Howell setzte die charakteristischen Schwerpunkte der davidischen Tradition fort – ein autoritäres Oberhaupt, ein von der Gesellschaft getrennt organisiertes Gemeinschaftsleben und die Erwartung des bevorstehenden Weltuntergangs. Er änderte seinen Namen in David, um seine messianische Aufgabe anzudeuten, und in Koresh, um anzudeuten, dass seine Aufgabe darin bestand, die Feinde Gottes zu vernichten, wie König Kyrus die Babylonier, die Feinde Israels, vernichtet hatte. Während die Adventisten und Houteff jedoch Pazifisten waren, hortete Koresh Waffen und Munition. Schließlich glaubte er, dass die Mitglieder des Neuen Reiches Kinder des Messias sein sollten: DNA-Beweise, die nach seinem Tod gesammelt wurden, zeigten, dass er dreizehn der Davidianer-Kinder von sieben Müttern gezeugt hatte.
Das United States Bureau of Alcohol, Tobacco, and Firearms führte am 28. Februar 1993 bei den Davidianern eine Razzia wegen illegalen Waffenbesitzes durch. Bei einer Schießerei wurden sowohl Davidianer als auch ATF-Kräfte getötet. Es folgte eine einundfünfzigtägige Belagerung. Am 19. April 1993 setzten die Regierungstruppen Panzer ein, um die Belagerung zu beenden. Ein Feuer brach aus, das das Gebäude verschlang und einundachtzig Davidianer tötete. Das Ereignis löste eine hitzige Debatte über verschiedene Fragen im Zusammenhang mit dem Wesen alternativer religiöser Gruppen aus, darunter ihr Verständnis von religiöser Autorität, die Anhäufung von Waffen und die Auslegung apokalyptischer biblischer Bilder. Die Debatte, einschließlich der Kongressanhörungen im Jahr 1995, drehte sich auch um die Anwendung tödlicher Gewalt durch die Regierung.

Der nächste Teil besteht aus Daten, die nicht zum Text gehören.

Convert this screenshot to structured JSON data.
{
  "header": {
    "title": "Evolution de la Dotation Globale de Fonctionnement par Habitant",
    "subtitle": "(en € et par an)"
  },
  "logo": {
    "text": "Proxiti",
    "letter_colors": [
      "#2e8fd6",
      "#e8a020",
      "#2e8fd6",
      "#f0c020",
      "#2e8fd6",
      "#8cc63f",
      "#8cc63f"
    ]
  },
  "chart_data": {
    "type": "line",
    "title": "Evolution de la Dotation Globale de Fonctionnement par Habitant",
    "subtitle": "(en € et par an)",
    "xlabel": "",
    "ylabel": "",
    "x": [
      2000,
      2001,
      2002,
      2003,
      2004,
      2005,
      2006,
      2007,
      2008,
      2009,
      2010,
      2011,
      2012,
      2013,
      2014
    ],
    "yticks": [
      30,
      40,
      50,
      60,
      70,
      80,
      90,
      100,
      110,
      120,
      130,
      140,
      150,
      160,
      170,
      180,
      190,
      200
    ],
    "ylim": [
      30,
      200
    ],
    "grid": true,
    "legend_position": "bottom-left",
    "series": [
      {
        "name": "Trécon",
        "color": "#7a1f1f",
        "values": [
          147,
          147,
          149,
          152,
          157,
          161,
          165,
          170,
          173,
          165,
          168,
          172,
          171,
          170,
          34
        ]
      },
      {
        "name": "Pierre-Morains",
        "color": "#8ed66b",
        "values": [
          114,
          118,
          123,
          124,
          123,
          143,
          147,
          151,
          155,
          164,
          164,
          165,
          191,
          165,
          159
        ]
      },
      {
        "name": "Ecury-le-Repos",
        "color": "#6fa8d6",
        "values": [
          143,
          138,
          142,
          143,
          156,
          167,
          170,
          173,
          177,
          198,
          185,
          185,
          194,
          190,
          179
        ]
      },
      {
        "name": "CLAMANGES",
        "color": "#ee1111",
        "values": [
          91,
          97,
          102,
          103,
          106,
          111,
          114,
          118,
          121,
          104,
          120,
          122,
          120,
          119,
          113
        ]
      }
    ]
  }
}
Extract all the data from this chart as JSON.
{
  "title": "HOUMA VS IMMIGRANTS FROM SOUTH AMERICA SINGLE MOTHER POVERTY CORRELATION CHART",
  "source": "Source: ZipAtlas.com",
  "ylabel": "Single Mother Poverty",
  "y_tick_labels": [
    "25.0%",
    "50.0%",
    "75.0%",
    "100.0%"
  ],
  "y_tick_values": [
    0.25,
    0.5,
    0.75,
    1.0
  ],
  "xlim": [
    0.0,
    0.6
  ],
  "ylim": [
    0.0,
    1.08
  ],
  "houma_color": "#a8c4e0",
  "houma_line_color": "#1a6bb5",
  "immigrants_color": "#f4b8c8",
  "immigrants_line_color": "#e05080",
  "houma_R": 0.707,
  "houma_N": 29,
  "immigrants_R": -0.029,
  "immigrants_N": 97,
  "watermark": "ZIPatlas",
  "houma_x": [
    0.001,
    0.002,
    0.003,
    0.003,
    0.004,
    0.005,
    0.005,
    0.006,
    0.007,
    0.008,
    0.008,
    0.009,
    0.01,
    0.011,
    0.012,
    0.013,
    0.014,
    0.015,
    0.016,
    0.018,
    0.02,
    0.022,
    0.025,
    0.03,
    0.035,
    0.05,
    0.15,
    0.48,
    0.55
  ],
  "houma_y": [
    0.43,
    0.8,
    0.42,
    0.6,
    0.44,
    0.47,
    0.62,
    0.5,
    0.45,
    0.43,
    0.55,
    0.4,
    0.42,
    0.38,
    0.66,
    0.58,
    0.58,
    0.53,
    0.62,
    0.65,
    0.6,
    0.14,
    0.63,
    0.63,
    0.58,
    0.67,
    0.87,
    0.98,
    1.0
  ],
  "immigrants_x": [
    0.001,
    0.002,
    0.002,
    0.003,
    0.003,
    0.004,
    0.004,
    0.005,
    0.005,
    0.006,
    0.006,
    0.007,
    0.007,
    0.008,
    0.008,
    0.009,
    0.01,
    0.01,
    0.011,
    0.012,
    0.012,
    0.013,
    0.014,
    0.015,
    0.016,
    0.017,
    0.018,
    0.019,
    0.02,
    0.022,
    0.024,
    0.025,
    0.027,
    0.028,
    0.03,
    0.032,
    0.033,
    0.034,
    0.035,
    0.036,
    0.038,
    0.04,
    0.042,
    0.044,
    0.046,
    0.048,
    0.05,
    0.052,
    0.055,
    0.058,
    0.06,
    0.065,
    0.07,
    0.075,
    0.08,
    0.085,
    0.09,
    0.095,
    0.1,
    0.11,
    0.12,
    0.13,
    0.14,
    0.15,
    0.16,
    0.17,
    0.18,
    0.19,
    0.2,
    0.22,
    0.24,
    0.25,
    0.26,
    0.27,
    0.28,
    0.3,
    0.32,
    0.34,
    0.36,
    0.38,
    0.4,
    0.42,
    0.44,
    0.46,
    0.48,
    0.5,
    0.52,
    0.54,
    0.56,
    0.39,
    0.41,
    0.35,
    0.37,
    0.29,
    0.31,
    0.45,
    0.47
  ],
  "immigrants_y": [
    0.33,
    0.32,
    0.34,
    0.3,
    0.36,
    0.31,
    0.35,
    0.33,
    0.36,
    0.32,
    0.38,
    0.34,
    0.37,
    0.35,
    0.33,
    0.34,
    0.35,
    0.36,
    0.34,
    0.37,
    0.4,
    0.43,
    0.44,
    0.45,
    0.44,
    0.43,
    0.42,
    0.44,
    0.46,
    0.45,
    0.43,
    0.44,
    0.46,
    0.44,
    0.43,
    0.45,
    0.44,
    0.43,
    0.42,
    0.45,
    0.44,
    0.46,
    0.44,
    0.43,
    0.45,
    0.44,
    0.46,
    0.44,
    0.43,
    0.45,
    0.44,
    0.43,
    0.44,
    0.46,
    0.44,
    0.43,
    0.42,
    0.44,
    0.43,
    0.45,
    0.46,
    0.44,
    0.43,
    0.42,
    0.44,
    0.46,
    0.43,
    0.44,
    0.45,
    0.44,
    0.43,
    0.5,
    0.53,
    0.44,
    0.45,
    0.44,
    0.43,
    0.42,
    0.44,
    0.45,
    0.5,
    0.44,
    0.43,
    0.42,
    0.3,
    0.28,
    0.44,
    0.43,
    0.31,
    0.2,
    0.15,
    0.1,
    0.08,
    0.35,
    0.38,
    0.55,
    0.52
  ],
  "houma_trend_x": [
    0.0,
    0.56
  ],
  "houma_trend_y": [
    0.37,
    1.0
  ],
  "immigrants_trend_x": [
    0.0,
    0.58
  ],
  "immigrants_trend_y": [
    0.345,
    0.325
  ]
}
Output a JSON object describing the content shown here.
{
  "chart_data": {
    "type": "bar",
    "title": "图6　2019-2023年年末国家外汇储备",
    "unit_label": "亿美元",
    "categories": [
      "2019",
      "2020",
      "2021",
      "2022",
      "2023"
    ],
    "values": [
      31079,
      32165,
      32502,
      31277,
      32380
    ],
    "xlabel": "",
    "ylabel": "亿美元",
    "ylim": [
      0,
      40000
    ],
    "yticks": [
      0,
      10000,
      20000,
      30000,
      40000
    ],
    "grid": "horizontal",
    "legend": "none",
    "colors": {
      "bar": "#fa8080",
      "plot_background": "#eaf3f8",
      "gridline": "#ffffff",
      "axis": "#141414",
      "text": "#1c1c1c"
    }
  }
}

Davidianer und Zweig-Davidianer blühen in verstreuten Gemeinden in den Vereinigten Staaten und darüber hinaus. 1991 kauften die Davidianer einen Teil von Old Mount Carmel, wo sie eine Presse zur Vervielfältigung von Houteffs Botschaft einrichteten. Den Branch Davidians gehört New Mount Carmel. Obwohl er nicht wieder aufgebaut wurde, trifft sich dort regelmäßig eine kleine Gruppe zum Sabbatstudium. Das bekannteste Artefakt der Davidianer ist eine Uhr, die in den Boden des Hauptgebäudes des alten Mount Carmel eingelassen ist und deren Zeiger auf die elfte Stunde eingestellt sind, was darauf hinweist, dass das Ende der Zeit nahe ist. Diese physische Erinnerung an das Ende der Zeit fängt das Wesen der Davidianer und Branch Davidians perfekt ein. Siehe auch ADVENTISTENKIRCHEN.